Projected income statement for the year to 31 May Year 9
£000
Sales revenue 1,400
Cost of sales (70%) (980)
Gross profit (30%) 420
Admin. expenses (225)
Selling expenses (85)
Profit before taxation 110
Tax (34)
Profit for the year 76

(b) The projected statement of financial position is:

Projected statement of financial position as at 31 May Year 9
£000 £000
ASSETS
Non-current assets
Property 600
Depreciation (112) 488
Fixtures and fittings 140
Depreciation (118) 22
Motor vehicles 40
Depreciation (10) 30
540
Current assets
Inventories (240 + (25% × 240)) 300
Trade receivables (8/52 × (80% × 1,400)) 172
Bank (balancing figure) 42
514
Total assets 1,054
EQUITY AND LIABILITIES
Equity
Ordinary £1 shares 500
Retained earnings 297
797
Current liabilities
Trade payables (12/52 × 1,040*) 240
Tax due (50% × 34) 17
257
Total equity and liabilities 1,054

*Purchases = (Cost of sales + Closing inventories – Opening inventories) = (980 + 300 – 240) = 1,040

(c) An existing business may find it easier than a new business to prepare accurate projected financial statements for various reasons.
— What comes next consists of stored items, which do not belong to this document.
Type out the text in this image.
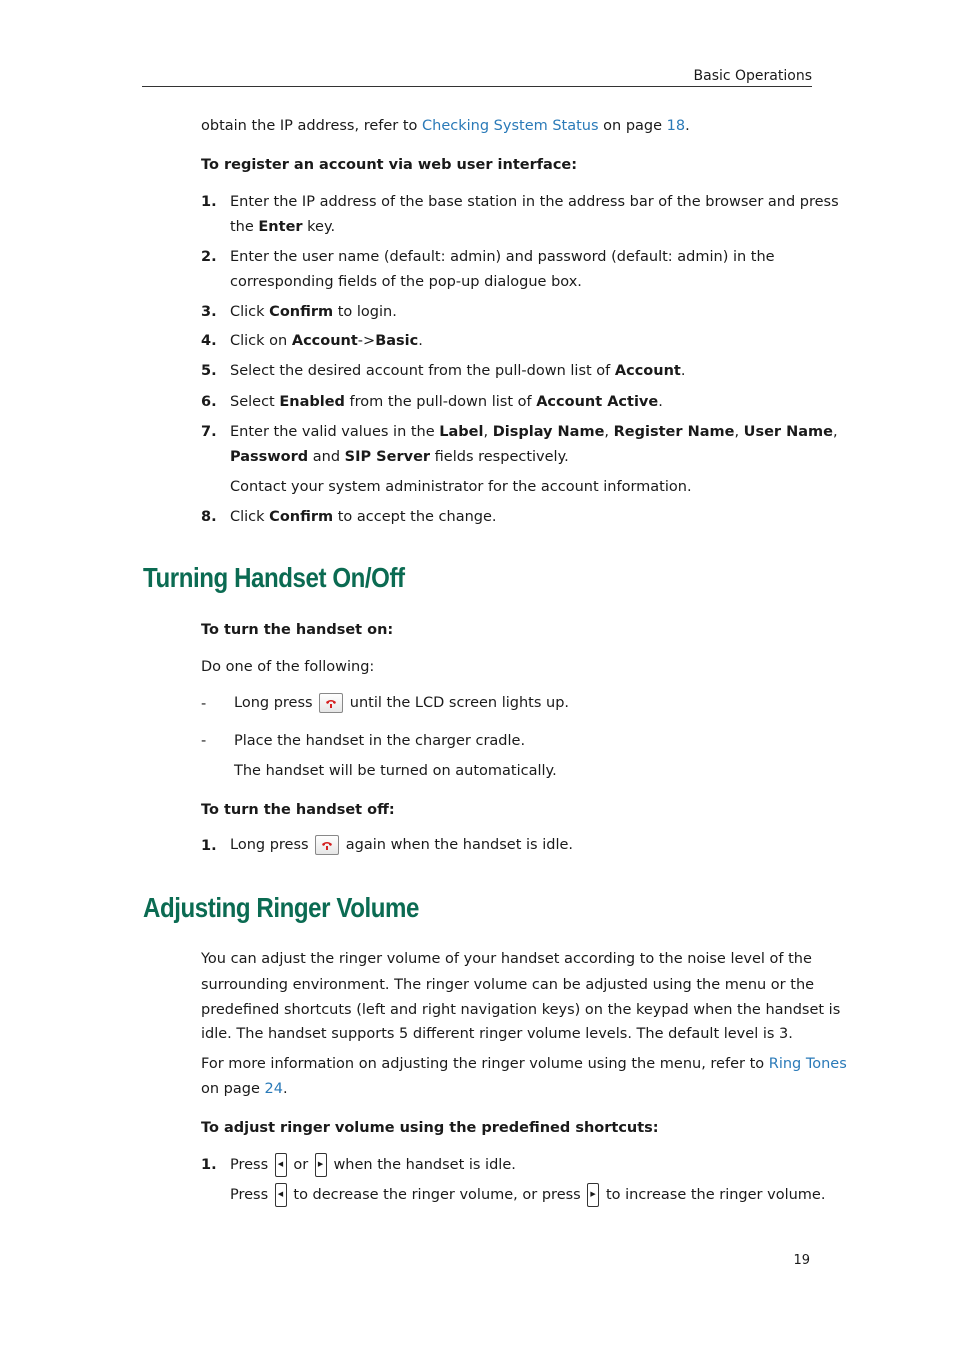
Basic Operations
obtain the IP address, refer to Checking System Status on page 18.
To register an account via web user interface:
1. Enter the IP address of the base station in the address bar of the browser and press
the Enter key.
2. Enter the user name (default: admin) and password (default: admin) in the
corresponding fields of the pop-up dialogue box.
3. Click Confirm to login.
4. Click on Account->Basic.
5. Select the desired account from the pull-down list of Account.
6. Select Enabled from the pull-down list of Account Active.
7. Enter the valid values in the Label, Display Name, Register Name, User Name,
Password and SIP Server fields respectively.
Contact your system administrator for the account information.
8. Click Confirm to accept the change.
Turning Handset On/Off
To turn the handset on:
Do one of the following:
- Long press
until the LCD screen lights up.
- Place the handset in the charger cradle.
The handset will be turned on automatically.
To turn the handset off:
1. Long press
again when the handset is idle.
Adjusting Ringer Volume
You can adjust the ringer volume of your handset according to the noise level of the
surrounding environment. The ringer volume can be adjusted using the menu or the
predefined shortcuts (left and right navigation keys) on the keypad when the handset is
idle. The handset supports 5 different ringer volume levels. The default level is 3.
For more information on adjusting the ringer volume using the menu, refer to Ring Tones
on page 24.
To adjust ringer volume using the predefined shortcuts:
1. Press ◀ or ▶ when the handset is idle.
Press ◀ to decrease the ringer volume, or press ▶ to increase the ringer volume.
19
These include:
■ past data concerning sales, overheads and so on for a number of years which may be used for comparison and extrapolation
■ close links with customers, suppliers and so on which will help to identify likely future changes within the industry and future price changes
■ a management team that is experienced in producing forecasts and that has an understanding of the impact of competition on the business.